- Coordinates: 34°46′19″N 95°04′08″W﻿ / ﻿34.772°N 95.069°W
- Etymology: Carl Albert (D-OK)
- Primary inflows: Rock Creek
- Catchment area: 6.03 square miles (15.6 km^{2})
- Basin countries: United States
- Built: Completed 1964
- Surface area: 183 acres (74 ha)
- Water volume: 5,424 acre-feet (6,690,000 m^{3}) max
- Surface elevation: 761 ft (232 m)
- Settlements: Talihina, Oklahoma

= Lake Carl Albert =

Reservoir in Oklahoma, United States

Lake Carl Albert is a reservoir in Latimer County, Oklahoma, United States. The lake was formed as a result of the Scs-Rock Creek Site-02 dam on Rock Creek and is used for flood control, drinking water and recreation purposes. Construction was completed in 1964. Its normal surface area is 183 acre. It is owned by the town of Talihina.

== Etymology ==
The lake was named for Carl Albert, a native of McAlester, Oklahoma and a very popular politician. He represented his home district in the U. S. House of Representatives from 1947 until 1977, and at the peak of his political career, he was Speaker of the House from 1971 to 1977. After retiring from the House, Albert continued to maintain an office in McAlester, where he continued to work on public issues until his death in 2000.

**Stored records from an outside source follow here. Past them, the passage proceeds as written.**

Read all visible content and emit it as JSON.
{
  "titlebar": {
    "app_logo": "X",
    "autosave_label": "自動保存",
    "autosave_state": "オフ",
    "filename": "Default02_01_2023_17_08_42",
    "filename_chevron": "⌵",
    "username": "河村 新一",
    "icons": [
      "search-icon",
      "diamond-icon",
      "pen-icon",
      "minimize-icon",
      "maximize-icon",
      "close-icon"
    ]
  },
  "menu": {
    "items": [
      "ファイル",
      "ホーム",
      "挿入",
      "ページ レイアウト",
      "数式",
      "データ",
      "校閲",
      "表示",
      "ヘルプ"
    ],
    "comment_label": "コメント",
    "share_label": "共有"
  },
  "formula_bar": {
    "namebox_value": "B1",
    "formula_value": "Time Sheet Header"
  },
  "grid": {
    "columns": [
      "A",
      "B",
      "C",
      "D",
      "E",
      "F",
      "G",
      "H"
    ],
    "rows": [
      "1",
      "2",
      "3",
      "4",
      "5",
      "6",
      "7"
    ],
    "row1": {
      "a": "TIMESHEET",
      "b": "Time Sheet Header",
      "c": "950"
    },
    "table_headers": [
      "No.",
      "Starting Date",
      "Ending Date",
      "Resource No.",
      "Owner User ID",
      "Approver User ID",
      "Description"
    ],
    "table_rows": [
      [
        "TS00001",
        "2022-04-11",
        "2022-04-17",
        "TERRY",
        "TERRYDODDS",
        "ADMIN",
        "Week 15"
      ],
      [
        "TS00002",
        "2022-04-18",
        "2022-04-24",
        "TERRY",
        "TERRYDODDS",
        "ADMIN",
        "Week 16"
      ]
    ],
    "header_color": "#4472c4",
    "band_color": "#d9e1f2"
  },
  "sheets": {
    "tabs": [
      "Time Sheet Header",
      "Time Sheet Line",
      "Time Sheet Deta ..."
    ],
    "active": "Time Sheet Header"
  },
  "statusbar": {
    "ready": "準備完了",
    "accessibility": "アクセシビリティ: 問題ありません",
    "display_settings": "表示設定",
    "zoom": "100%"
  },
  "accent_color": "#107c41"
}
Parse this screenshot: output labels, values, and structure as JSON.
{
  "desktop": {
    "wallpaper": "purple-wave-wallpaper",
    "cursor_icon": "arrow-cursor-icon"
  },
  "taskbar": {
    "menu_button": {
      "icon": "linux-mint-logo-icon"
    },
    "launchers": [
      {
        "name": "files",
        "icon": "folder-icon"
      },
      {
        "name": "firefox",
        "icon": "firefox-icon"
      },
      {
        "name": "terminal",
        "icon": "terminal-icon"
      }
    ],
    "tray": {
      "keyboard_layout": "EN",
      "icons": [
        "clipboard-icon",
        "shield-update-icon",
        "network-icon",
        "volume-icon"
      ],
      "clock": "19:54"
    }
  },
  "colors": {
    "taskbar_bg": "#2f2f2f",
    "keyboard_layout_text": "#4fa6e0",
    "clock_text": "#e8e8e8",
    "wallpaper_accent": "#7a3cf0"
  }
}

== Description of lake and dam ==
The dam is of earthen construction and the core is assessed to be homogeneous earth. The foundation is reportedly soil. Its height is 60 ft with a length of 1520 ft. Maximum discharge is 1050 cuft/s. Its capacity is 5414 acre-feet. Normal storage is 2739 acre-feet. Its watershed drains an area of 6.03 sqmi and has 4 mi of shoreline.